Just how many are many, you might ask. According to a survey conducted by TD Ameritrade, where some 2000 young adults between 24 and 29 years of age participated, 39 percent of respondents answered they had already moved back to their parents’ house or planned to do so. That means that if you belong to this demographic and currently sleep in your parent’s basement, there’s nothing to be ashamed about.
However, ideally, it’s a temporary arrangement. As soon as things go back to normal, you must be back on your feet, fixing your finances. And once you have bounced back financially, it’s time to explore the housing options at your disposal.
You may choose to purchase a condo unit. Here are the pros and cons of this option.
The most obvious advantage of buying a condo unit is the amenities you’ll get to enjoy. Most of these housing communities come with their own swimming pool, clubhouse, and fitness center, among other perks. Typically you will chip in on homeowner’s association master insurance to pay for the maintenance of these shared spaces.
Whatever’s not covered by your HOA’s master insurance, you can supplement with a loss assessment coverage. That’s a small price to pay for the privilege of enjoying these amenities.
Another advantage of condo living is security. Most of these residential buildings have security staff 24/7. They are equipped with CCTV cameras in key areas. You do not have to worry about burglary or other safety risks.
Despite these amenities and privileges, condo units are more affordable compared with single-family homes. These buildings are often located in city centers hence access to everything you need will be easy.
When you buy a condo unit, you’re purchasing space within a community. No land comes with the deed of sale. This makes it more difficult for condo owners to resell their units. After all, most of those in the real estate market want to buy a house with land ownership.
In terms of appreciation, condo units lag behind single-family homes. While you can still enjoy a significant markup from your condo property once you decide to sell, the deal might not be as lucrative as selling a house on a piece of land.
Another potential disadvantage is the lack of privacy. You will be living near other condo dwellers. If you’re the type who prefers a sense of independence, condo living, which is built upon the idea of planned communities, might not be the best arrangement for you.

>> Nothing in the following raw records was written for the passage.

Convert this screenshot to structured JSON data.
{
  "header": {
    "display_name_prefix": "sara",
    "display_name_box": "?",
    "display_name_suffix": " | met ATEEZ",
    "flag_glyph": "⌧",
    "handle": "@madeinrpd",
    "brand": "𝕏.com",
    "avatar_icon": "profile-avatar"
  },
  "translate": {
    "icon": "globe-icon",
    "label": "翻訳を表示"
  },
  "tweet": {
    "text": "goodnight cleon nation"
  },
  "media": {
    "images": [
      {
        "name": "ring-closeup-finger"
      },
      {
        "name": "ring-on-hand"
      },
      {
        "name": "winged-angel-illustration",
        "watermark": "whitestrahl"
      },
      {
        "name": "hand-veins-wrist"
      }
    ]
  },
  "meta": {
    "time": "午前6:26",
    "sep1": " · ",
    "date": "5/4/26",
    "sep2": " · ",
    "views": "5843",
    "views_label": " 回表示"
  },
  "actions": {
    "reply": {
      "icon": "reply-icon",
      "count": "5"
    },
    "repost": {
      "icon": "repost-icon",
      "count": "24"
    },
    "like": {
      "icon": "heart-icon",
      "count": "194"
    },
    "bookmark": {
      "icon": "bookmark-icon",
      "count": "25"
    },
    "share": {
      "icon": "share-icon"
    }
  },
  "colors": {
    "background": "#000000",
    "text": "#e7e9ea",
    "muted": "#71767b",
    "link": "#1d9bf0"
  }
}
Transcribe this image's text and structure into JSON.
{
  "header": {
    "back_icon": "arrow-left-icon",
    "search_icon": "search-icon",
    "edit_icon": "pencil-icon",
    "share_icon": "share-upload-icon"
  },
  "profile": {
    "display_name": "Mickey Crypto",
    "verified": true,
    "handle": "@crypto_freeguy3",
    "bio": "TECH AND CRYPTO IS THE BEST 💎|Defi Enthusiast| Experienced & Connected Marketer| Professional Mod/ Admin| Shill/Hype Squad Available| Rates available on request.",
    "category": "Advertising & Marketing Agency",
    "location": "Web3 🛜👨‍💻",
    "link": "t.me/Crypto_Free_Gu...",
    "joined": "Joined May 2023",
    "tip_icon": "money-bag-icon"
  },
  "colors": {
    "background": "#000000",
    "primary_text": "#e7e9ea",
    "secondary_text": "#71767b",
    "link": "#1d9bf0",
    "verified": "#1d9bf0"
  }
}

Rules apply, given that you are part of a community. For instance, some condominiums do not allow pets inside. Or even restrict visitors during specific hours. If you choose to update your unit by installing a vertical garden in your verandah, for instance, you might need to ask for the management’s thumbs up first.
As with everything in life, there are two sides to the condo story. It’s up for you to decide which side sounds more convincing. The important thing is you are looking for a place that you can one day call your own. And that’s a good enough start. Despite what they say about millennials not quite keen on homeownership, you beg to differ. And we are rooting for you.